Liebe Freunde von der Opposition, was ist denn so falsch daran, wenn Bayern Klage erhebt? Warum wehren Sie sich dagegen, wenn die Bayerische Staatsregierung auf diese Art und Weise die Interessen Bayerns vertritt? Das ist doch die ureigenste Aufgabe der Bayerischen Staatsregierung.
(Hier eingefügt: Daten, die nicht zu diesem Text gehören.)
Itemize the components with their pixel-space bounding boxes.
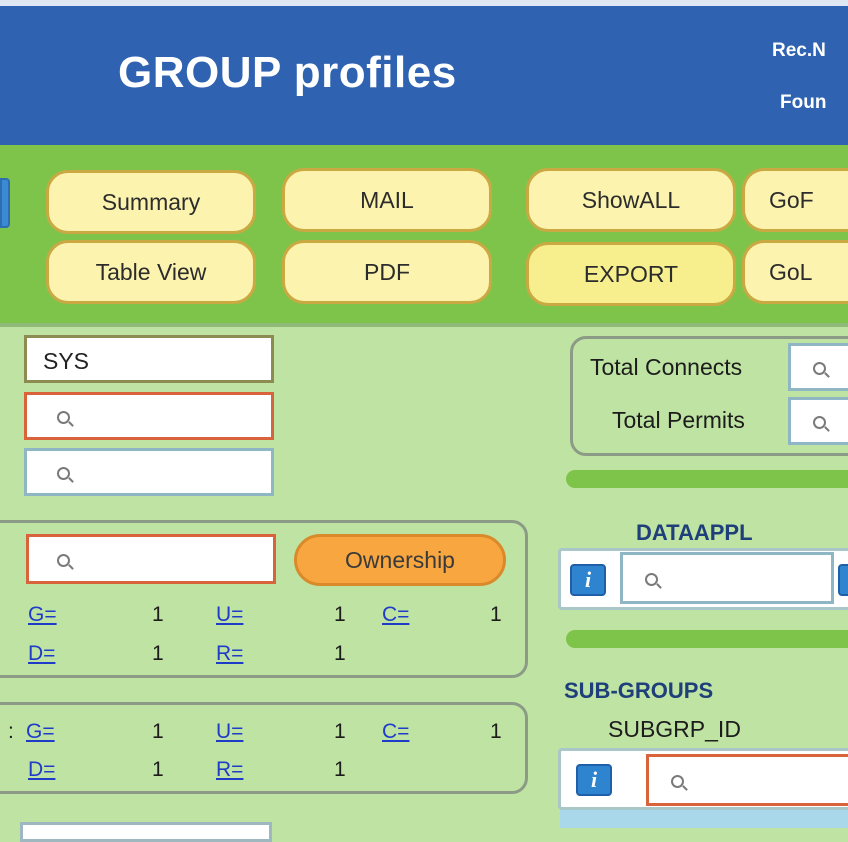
- total-connects-label: Total Connects: [590, 354, 743, 380]
- showall-button[interactable]: ShowALL: [526, 168, 736, 232]
- bottom-field[interactable]: [20, 822, 272, 842]
- record-number-label: Rec.N: [772, 40, 826, 61]
- toolbar-divider: [0, 323, 848, 327]
- mail-button[interactable]: MAIL: [282, 168, 492, 232]
- go-first-button[interactable]: GoF: [742, 168, 848, 232]
- section-divider: [566, 470, 848, 488]
- g-count: 1: [152, 603, 164, 626]
- section-divider: [566, 630, 848, 648]
- member-stats-box: [0, 702, 528, 794]
- filter-input-1[interactable]: [24, 392, 274, 440]
- r-count: 1: [334, 642, 346, 665]
- r-count: 1: [334, 758, 346, 781]
- total-permits-input[interactable]: [788, 397, 848, 445]
- search-icon: [813, 416, 826, 429]
- u-link[interactable]: U=: [216, 603, 243, 627]
- filter-input-2[interactable]: [24, 448, 274, 496]
- total-permits-label: Total Permits: [612, 407, 745, 433]
- search-icon: [813, 362, 826, 375]
- export-button[interactable]: EXPORT: [526, 242, 736, 306]
- u-count: 1: [334, 720, 346, 743]
- found-count-label: Foun: [780, 92, 827, 113]
- search-icon: [645, 573, 658, 586]
- d-link[interactable]: D=: [28, 758, 55, 782]
- subgroups-info-icon[interactable]: i: [576, 764, 612, 796]
- subgroups-row-highlight: [560, 810, 848, 828]
- row-prefix: :: [8, 720, 14, 743]
- c-link[interactable]: C=: [382, 720, 409, 744]
- table-view-button[interactable]: Table View: [46, 240, 256, 304]
- search-icon: [671, 775, 684, 788]
- left-edge-button[interactable]: [0, 178, 10, 228]
- g-count: 1: [152, 720, 164, 743]
- r-link[interactable]: R=: [216, 758, 243, 782]
- u-count: 1: [334, 603, 346, 626]
- total-connects-input[interactable]: [788, 343, 848, 391]
- summary-button[interactable]: Summary: [46, 170, 256, 234]
- search-icon: [57, 554, 70, 567]
- search-icon: [57, 411, 70, 424]
- pdf-button[interactable]: PDF: [282, 240, 492, 304]
- ownership-button[interactable]: Ownership: [294, 534, 506, 586]
- g-link[interactable]: G=: [26, 720, 55, 744]
- subgroups-search-input[interactable]: [646, 754, 848, 806]
- dataappl-info-icon[interactable]: i: [570, 564, 606, 596]
- group-name-input[interactable]: SYS: [24, 335, 274, 383]
- dataappl-search-input[interactable]: [620, 552, 834, 604]
- g-link[interactable]: G=: [28, 603, 57, 627]
- c-count: 1: [490, 603, 502, 626]
- search-icon: [57, 467, 70, 480]
- group-name-value: SYS: [43, 348, 90, 374]
- d-count: 1: [152, 758, 164, 781]
- u-link[interactable]: U=: [216, 720, 243, 744]
- dataappl-header: DATAAPPL: [636, 520, 753, 545]
- owner-search-input[interactable]: [26, 534, 276, 584]
- c-link[interactable]: C=: [382, 603, 409, 627]
- subgroups-header: SUB-GROUPS: [564, 678, 714, 703]
- d-count: 1: [152, 642, 164, 665]
- dataappl-next-info-icon[interactable]: [838, 564, 848, 596]
- r-link[interactable]: R=: [216, 642, 243, 666]
- subgrp-id-column-header: SUBGRP_ID: [608, 716, 741, 742]
- c-count: 1: [490, 720, 502, 743]
- go-last-button[interactable]: GoL: [742, 240, 848, 304]
- d-link[interactable]: D=: [28, 642, 55, 666]
- page-title: GROUP profiles: [118, 48, 457, 97]
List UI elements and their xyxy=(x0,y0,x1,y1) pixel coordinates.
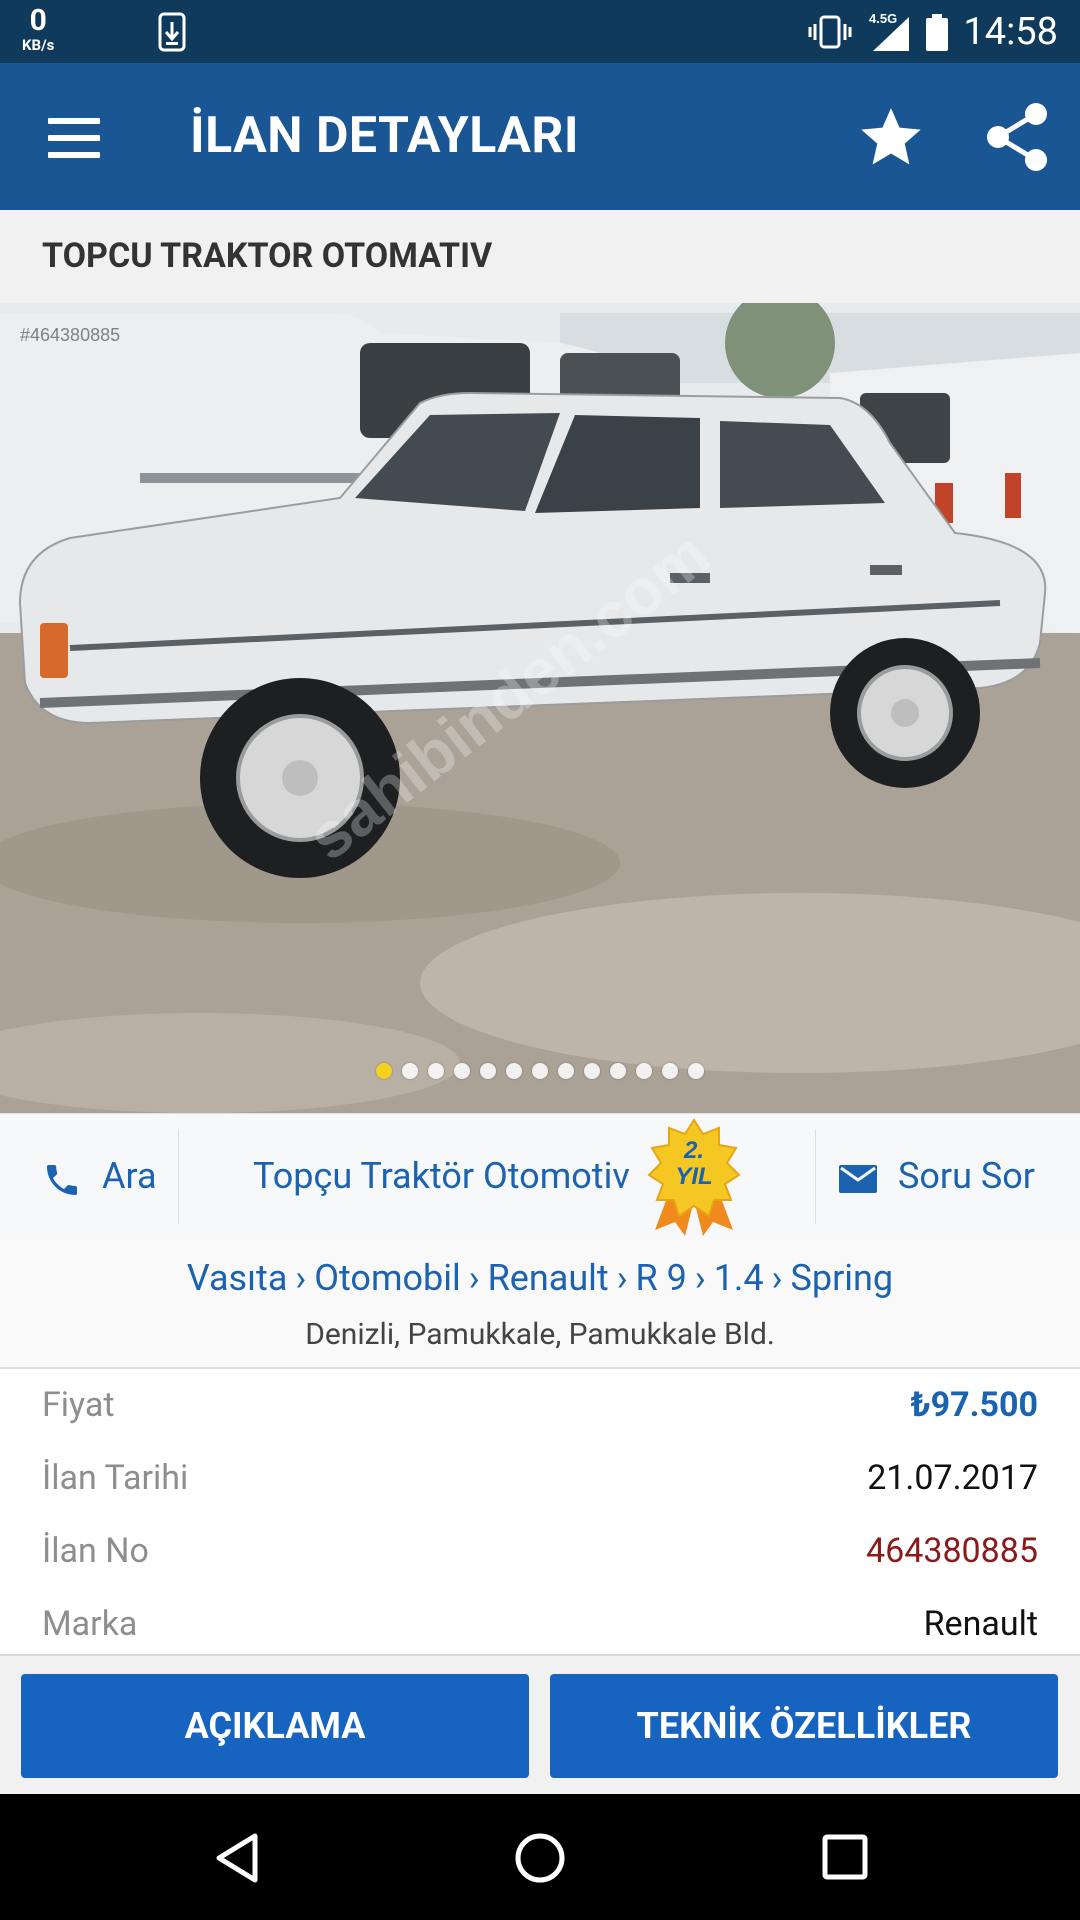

Soweit ich mich erinnere, musste jeder Minister und der Ministerpräsident zuvörderst einen Eid auf die Bayerische Verfassung ablegen und ist damit verpflichtet, Schaden von Bayern abzuwenden.

Meine lieben Freunde von der Opposition, geben Sie es zu: Es ist doch ein eindeutiger Schaden, wenn Bayern Jahr für Jahr mehr Geld in den Länderfinanzausgleich einzahlen muss, als es in den Jahren von 1950 bis 1991 jemals daraus erhalten hat.

(Beifall bei der CSU - Zurufe von der SPD und den GRÜNEN)

Es ist doch Bayern wirklich nicht zuzumuten, dass wir ständig zusätzliche Ausgaben haben, die schon im nächsten Doppelhaushalt über acht Milliarden Euro betragen werden.

(Beifall bei der CSU)

Warum darf man denn darüber nicht nachdenken, wie man dieses Ausgleichssystem verändern könnte?

(Hans Joachim Werner (SPD): Das müssen Sie Stoiber fragen, der hat das nämlich ausgehandelt!)

- Ihre dummen Sprüche können Sie sich sparen! Es herrscht doch aufseiten der Geberländer Einigkeit darüber, dass man etwas unternehmen muss. Herr Kretschmann muss derzeit noch darauf Rücksicht nehmen, dass er in der Koalition von seiner SPD-Abteilung gehindert wird, sich der Klage anzuschließen. Aber bis zum Winter will er auch das machen. Er will sich unserer Klage anschließen, genauso wie Hessen.

Wir haben bereits vor Jahren als CSU-Parlamentarier im Haushaltsausschuss gefordert, dass das gesamte System des Länderfinanzausgleichs auf den Prüfstand kommen muss. Wir haben gemeinsam mit Kollegen aus anderen Landesparlamenten eine Arbeitsgruppe gebildet, um Vorschläge für eine vernünftige Reform des Länderfinanzausgleichs zu erarbeiten.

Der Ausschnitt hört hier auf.